# Repping posts



## Rick (May 6, 2008)

So what seems to have happened? Or did I miss something? 

I tried to rep something JJ said in the "lawn mowing" thread but nothing was there. 

*Rick apologizes if he didn't see anything before.*


----------



## metalfiend666 (May 6, 2008)

Are you reffering to Chris disabling rep in off topic? If so, that was done to stop people having inflated rep for posting crap in the 100K thread amoungst other things. The rep system is supposed to be for helpful posts, so people can get an idea if someone knows what they're talking about.


----------



## Rick (May 6, 2008)

Why, yes, that's what it was. Thanks for clearing it up.


----------



## Scott (May 6, 2008)

metalfiend666 said:


> Are you reffering to Chris disabling rep in off topic? If so, that was done to stop people having inflated rep for posting crap in the 100K thread amoungst other things. The rep system is supposed to be for helpful posts, so people can get an idea if someone knows what they're talking about.
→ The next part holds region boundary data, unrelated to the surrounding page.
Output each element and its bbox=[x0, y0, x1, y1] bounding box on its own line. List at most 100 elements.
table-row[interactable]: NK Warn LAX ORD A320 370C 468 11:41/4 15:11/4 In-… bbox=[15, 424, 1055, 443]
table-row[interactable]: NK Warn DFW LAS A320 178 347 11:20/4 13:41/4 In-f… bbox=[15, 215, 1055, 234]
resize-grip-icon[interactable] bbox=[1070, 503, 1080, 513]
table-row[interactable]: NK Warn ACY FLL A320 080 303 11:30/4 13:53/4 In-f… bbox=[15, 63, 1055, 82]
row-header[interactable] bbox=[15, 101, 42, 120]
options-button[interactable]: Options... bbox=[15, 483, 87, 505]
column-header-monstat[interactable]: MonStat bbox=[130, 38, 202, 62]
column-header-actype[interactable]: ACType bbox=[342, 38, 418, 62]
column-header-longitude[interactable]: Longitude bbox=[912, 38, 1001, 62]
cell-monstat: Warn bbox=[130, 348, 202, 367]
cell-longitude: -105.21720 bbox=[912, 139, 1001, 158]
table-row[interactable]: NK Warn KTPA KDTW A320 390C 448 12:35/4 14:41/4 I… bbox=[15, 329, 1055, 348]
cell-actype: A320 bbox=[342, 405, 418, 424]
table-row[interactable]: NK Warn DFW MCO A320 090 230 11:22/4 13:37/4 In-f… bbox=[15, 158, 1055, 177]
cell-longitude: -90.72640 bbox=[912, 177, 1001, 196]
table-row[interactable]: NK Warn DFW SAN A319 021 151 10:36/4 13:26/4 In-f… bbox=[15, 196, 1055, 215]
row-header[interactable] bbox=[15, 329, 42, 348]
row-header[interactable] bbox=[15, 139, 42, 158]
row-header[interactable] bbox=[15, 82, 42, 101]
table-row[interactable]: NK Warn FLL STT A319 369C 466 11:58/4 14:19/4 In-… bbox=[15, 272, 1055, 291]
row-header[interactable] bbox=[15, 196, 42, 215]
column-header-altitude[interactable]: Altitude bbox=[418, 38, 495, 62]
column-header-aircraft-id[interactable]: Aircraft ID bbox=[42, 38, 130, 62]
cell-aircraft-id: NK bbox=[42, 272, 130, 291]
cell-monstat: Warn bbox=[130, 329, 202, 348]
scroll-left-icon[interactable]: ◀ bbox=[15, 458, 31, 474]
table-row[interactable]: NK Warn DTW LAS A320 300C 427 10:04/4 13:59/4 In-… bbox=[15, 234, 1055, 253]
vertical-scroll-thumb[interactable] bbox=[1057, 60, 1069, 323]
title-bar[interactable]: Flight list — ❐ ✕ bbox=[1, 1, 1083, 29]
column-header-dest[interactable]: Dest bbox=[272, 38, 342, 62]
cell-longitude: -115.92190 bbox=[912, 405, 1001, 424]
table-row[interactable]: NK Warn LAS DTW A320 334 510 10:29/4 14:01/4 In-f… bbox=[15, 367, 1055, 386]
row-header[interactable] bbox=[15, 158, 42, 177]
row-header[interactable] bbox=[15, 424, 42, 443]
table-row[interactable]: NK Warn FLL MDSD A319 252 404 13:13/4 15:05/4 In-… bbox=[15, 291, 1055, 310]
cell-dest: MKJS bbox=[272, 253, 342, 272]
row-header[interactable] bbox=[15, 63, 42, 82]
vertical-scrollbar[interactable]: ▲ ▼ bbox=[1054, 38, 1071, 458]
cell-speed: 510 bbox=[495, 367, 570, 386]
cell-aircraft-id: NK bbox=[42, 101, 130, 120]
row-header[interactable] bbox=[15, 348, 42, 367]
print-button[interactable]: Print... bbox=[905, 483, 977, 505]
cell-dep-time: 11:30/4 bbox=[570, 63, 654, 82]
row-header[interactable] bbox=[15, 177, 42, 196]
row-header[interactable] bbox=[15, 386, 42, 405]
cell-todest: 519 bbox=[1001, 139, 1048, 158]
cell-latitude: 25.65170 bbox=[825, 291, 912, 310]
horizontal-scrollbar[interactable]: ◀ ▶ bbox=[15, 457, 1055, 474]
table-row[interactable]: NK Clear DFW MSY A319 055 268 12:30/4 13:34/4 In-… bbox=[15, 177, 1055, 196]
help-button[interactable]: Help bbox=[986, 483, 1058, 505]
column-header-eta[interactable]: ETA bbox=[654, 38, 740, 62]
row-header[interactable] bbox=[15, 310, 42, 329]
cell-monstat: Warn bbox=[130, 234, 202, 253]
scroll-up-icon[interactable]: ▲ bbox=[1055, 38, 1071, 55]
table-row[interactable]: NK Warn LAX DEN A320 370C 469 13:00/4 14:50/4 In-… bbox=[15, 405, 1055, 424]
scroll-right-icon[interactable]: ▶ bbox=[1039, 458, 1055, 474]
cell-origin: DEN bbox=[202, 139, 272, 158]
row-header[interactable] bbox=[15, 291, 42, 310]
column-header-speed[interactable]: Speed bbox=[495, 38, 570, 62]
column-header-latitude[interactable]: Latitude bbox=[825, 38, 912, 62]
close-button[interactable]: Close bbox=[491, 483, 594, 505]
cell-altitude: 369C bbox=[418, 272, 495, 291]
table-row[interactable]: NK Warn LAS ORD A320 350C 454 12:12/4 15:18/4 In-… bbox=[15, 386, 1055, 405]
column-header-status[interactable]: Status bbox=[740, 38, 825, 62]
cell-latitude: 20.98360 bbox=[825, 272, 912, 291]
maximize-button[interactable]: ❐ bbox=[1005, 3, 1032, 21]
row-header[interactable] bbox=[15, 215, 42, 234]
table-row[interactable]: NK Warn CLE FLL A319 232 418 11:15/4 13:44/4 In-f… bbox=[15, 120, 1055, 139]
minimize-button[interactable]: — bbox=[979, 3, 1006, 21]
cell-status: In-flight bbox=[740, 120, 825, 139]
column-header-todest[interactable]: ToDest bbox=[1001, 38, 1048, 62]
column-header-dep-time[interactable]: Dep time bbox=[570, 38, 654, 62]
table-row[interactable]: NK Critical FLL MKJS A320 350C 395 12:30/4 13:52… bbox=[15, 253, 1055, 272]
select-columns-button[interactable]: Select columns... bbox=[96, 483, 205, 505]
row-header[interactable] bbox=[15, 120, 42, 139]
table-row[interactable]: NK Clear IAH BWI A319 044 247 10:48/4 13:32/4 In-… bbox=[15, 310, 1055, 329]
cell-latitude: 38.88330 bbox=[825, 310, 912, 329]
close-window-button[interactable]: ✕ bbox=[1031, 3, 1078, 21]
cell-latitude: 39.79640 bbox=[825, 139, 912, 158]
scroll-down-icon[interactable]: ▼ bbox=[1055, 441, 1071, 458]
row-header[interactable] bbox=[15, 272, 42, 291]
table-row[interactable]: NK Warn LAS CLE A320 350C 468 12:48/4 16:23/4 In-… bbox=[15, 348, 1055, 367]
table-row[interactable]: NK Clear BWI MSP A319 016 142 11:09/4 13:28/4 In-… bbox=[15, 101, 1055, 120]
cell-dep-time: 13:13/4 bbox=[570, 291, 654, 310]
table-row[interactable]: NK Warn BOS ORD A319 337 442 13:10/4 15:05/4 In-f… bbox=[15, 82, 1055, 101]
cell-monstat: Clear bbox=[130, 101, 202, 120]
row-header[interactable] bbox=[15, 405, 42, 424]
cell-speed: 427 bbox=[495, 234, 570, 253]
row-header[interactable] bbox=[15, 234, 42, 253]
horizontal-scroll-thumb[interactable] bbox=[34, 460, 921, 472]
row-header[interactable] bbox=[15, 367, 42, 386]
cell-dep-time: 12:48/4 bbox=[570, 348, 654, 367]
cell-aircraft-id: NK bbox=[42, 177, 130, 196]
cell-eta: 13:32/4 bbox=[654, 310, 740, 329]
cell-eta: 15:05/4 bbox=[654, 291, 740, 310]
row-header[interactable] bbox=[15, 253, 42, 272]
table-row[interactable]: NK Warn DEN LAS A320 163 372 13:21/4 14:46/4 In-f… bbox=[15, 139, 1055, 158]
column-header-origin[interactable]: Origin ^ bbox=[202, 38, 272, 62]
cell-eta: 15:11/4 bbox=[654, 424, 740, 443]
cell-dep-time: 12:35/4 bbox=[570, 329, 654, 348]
Will everyones current rep be tweaked to reflect this? If that's even possible.


----------



## Chris (May 6, 2008)

Scott said:


> Will everyones current rep be tweaked to reflect this? If that's even possible.



Nah.


----------



## Scott (May 6, 2008)

Awe come on. It'll be funny.


----------



## Desecrated (May 6, 2008)

metalfiend666 said:


> The rep system is supposed to be for helpful posts, so people can get an idea if someone knows what they're talking about.



Thats odd, ever since I joined this forum the rep system has been mostly used to give somebody rep when they have said something funny or clever. 
I'm not saying that it didn't got out of hands in the 100k thread, but still.


----------



## Popsyche (May 6, 2008)

Desecrated said:


> Thats odd, ever since I joined this forum the rep system has been mostly used to give somebody rep when they have said something funny or clever.
> I'm not saying that it didn't got out of hands in the 100k thread, but still.



You can still thank the original poster, though.


----------



## Desecrated (May 6, 2008)

Popsyche said:


> You can still thank the original poster, though.



Yeah but what if I ask a question and you give a really good answer, then I can't rep you. 
And it's not like rep is the entire world, but it's sometimes a good way of showing some appreciation.


----------



## Popsyche (May 6, 2008)

Desecrated said:


> Yeah but what if I ask a question and you give a really good answer, then I can't rep you.
> And it's not like rep is the entire world, but it's sometimes a good way of showing some appreciation.



I have run into that as well. Maybe Chris can limit OT rep to 5 points, like a thanks. I don't know how big of a pain in the ass that would be.


----------



## Desecrated (May 6, 2008)

Popsyche said:


> I have run into that as well. Maybe Chris can limit OT rep to 5 points, like a thanks. I don't know how big of a pain in the ass that would be.



Or move the 100k thread into a completely different section, and have 100k thread open again with your 5 point system.


----------



## ibznorange (May 7, 2008)

Desecrated said:


> Thats odd, ever since I joined this forum the rep system has been mostly used to give somebody rep when they have said something funny or clever.
> I'm not saying that it didn't got out of hands in the 100k thread, but still.



Yeah it was that way when i got here too, but i dont quite think thats how it was intended 
maybe a duplicate humorrep thing? dunno if thats viable/worth it. would be easy though right, i mean a lot of just refactored duplication?


----------



## Zepp88 (May 7, 2008)

I agree with the 100K getting out of hand 

Getting repped for "E!!" and "I'm an Orange!" and "" is just an abuse  

On the other hand, I had to adjust to not being able to rep people in off topic for funny posts and the like.


----------